Fig. 30 Effect of cyclical learning rates. Each model checkpoint for each LR warm restart (which often correspond to a minimum) can be used to create an ensemble model. Source: [HLP+17]

Momentum

Good starting values for SGD momentum are \(\beta = 0.9\) or \(0.99\). Adam is easier to use out of the box where we like to keep the default parameters. If we have resources, and we want to push test performance, we can tune SGD which is known to generalize better than Adam with more epochs. See [ZFM+20] where it is shown that Adam is more stable at sharp minima which tend to generalize worse than flat ones (Fig. 31).

Fig. 31 A conceptual sketch of flat and sharp minima. The Y-axis indicates value of the loss function and the X-axis the variables. Source: [KMN+16b]

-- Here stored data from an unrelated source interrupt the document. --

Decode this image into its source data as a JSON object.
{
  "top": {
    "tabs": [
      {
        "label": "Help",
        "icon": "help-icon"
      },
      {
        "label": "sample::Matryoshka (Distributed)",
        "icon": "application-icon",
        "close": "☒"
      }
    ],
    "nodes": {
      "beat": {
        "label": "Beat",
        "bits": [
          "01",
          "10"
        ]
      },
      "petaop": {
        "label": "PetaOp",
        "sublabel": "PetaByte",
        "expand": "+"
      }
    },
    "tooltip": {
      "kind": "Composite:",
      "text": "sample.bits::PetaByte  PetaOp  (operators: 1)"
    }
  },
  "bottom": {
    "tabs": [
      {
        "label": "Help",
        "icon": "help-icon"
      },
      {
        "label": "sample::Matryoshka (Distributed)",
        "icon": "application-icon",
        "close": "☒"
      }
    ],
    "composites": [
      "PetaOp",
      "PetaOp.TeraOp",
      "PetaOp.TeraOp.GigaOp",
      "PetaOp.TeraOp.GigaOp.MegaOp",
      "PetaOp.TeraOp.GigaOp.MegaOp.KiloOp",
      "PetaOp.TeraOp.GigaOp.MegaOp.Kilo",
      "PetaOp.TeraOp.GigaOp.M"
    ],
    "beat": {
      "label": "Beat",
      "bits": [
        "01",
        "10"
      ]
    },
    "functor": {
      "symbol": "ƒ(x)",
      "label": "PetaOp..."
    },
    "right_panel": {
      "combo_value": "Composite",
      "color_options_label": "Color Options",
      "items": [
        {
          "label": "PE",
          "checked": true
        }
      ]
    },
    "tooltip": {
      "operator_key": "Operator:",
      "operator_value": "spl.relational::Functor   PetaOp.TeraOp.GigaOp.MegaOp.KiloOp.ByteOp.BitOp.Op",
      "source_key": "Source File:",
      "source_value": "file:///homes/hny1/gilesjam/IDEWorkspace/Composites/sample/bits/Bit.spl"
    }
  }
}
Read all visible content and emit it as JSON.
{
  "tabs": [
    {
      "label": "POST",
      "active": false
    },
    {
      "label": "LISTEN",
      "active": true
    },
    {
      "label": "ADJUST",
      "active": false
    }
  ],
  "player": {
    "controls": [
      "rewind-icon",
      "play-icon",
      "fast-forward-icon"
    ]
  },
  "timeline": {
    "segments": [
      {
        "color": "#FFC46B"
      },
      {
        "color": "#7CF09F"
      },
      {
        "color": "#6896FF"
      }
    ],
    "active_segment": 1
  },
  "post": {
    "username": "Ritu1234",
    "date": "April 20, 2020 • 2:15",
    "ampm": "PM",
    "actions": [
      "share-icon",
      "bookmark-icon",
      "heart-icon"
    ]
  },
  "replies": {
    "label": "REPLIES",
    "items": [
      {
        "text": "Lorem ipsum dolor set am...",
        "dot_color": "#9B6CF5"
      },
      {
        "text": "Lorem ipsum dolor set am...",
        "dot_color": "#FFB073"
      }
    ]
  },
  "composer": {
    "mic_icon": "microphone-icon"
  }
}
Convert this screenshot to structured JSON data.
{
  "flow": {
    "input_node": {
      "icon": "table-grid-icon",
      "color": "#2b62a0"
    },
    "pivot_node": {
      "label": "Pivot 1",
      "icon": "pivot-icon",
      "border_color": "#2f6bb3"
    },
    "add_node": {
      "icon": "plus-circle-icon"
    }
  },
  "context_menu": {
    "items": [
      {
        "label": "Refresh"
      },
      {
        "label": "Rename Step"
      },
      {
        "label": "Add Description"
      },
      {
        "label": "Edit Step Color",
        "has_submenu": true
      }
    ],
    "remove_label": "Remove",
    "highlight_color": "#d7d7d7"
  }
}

Remark. In principle, optimization hyperparameters affect training and not generalization. But the situation is more complex with SGD, where stochasticity contributes to regularization. This was shown above where choice of batch size influences the generalization gap. Also recall that for batch GD (i.e. \(B = N\) in SGD), consecutive gradients approaching a minimum roughly have the same direction. This should not happen with SGD with \(B \ll N\) in the learning regime as different samples will capture different aspects of the loss surface. Otherwise, the network is starting to overfit. So in practice, optimization hyperparameters are tuned on the validation set as well.